The French legal system is based on commercial and industrial freedom, and its corollary, free enterprise i.e. the free play of competition. However, economic operators must not engage in unfair behavior, i.e., conduct that is contrary to trade practices or to the laws and regulations in force. The action for unfair competition allows the victim of practices contrary to the rules of fair trade to bring a tort action against the perpetrator, without any proprietary rights. The action is based on Articles 1240 and 1241 of the Civil Code. Unfairness constitutes a tort or fault (faute)and gives rise to damages.

Based on civil liability, an action for unfair competition requires the victim to prove a fault, harm and a causal link between the fault and the resulting harm. A fault is a a wrongful act that is contrary to law or to usual business practice. It is not necessary to show intent, as negligence or carelessness, will suffice.

The act of competition is traditionally defined as the appropriation of a clientele. The action in unfair competition thus supposes in principle the existence of a customer base and the commonality of the latter between the offending undertaking and the victim. Case law has adopted a very comprehensive definition of the notion of shared customer-base.

Thus, the Court of Cassation considers that the only condition for the admissibility of an action for unfair competition lies in the existence of a fault that generates harm: the tort of unfair competition may be based on the mere existence of an identical final clientele or a shared virtual clientele. However, the position of the courts as to the requirement of a competitive relationship differs according to the act of unfair competition in question. Accordingly, confusion presupposes a risk of equating the operators concerned, the clientele of which must be common and in close proximity in order for there to be a risk of confusion. Similarly, although disruption is actionable even when the party that acquires the customer base is not the instigator of the disruption, the claim of unfair acquisition of customers through disruption cannot prosper outside of a competitive context. For a finding of disparagement, even if the commercial activities of the undertakings are different, it is sufficient that the end customers or the economic channel be the same. Finally, it is traditionally acknowledged that parasitic behavior may be tortious even in the absence of any competitive situation, but actions for parasitism are not conditional on the absence of a competitive situation between the parties.

The victim undertaking must show that the harm suffered is direct and certain and quantify the harm suffered. Case law has, however, shown itself to be quite flexible as to this requirement in matters of unfair competition: the specificity of competitive damage has gradually led the courts to automatically infer the existence of harm from acts of unfair trading. The damage may be material or non-material and is determined by the court exercising its discretion. The court may call upon expert witness or order that specific examinations be carried out.

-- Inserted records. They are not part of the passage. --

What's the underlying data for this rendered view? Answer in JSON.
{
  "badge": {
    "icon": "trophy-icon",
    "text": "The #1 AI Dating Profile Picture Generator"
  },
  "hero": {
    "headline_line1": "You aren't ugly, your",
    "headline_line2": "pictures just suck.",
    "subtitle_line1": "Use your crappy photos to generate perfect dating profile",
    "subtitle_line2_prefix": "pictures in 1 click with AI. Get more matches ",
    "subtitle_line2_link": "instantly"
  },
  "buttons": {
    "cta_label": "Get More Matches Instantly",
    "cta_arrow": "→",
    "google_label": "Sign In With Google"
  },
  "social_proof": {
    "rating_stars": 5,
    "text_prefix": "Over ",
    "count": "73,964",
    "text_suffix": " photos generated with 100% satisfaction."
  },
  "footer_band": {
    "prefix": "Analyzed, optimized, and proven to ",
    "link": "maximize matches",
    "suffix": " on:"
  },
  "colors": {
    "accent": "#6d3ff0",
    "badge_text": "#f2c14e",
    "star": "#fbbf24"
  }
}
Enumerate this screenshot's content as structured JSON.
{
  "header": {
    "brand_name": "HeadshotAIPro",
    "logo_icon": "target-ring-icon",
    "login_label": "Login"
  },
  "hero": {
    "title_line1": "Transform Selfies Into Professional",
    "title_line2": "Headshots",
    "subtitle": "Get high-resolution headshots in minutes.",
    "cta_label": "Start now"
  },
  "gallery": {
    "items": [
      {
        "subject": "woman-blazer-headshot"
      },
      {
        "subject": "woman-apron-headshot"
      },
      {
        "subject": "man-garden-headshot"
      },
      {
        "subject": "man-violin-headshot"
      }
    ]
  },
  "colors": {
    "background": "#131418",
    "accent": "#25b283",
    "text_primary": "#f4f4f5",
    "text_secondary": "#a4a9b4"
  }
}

Mere coincidence instead of causality is not sufficient. A causal link exists where the court finds a correlation between the installation of a competing undertaking and the trader’s loss of turnover, between the slavish copying of a model sold at a lower price and the winning of a contract or between acts of parasitism and the undertaking being placed under the administration of the court where its chances of survival have been diminished by the acts of unfair competition

Unfair competition actions are subsidiary because they are available to victims not able to assert any proprietary claims. The subsidiary nature of the action for unfair competition also allows for other legal actions to be brought concurrently. Indeed, such an action does not exclude either an action for infringement, or an action for defamation, or a tort action seeking damages for a specific loss, when the parties, the cause of action and the subject matter are different.

Actions for unfair competition may be brought by any natural or legal person who suffers a competitive disadvantage, with the exception of consumer associations. They are primarily brought in the context of horizontal relations and concern distinct products or services. However, they can also be brought for the same product in the context of vertical relationships, despite their contractual nature.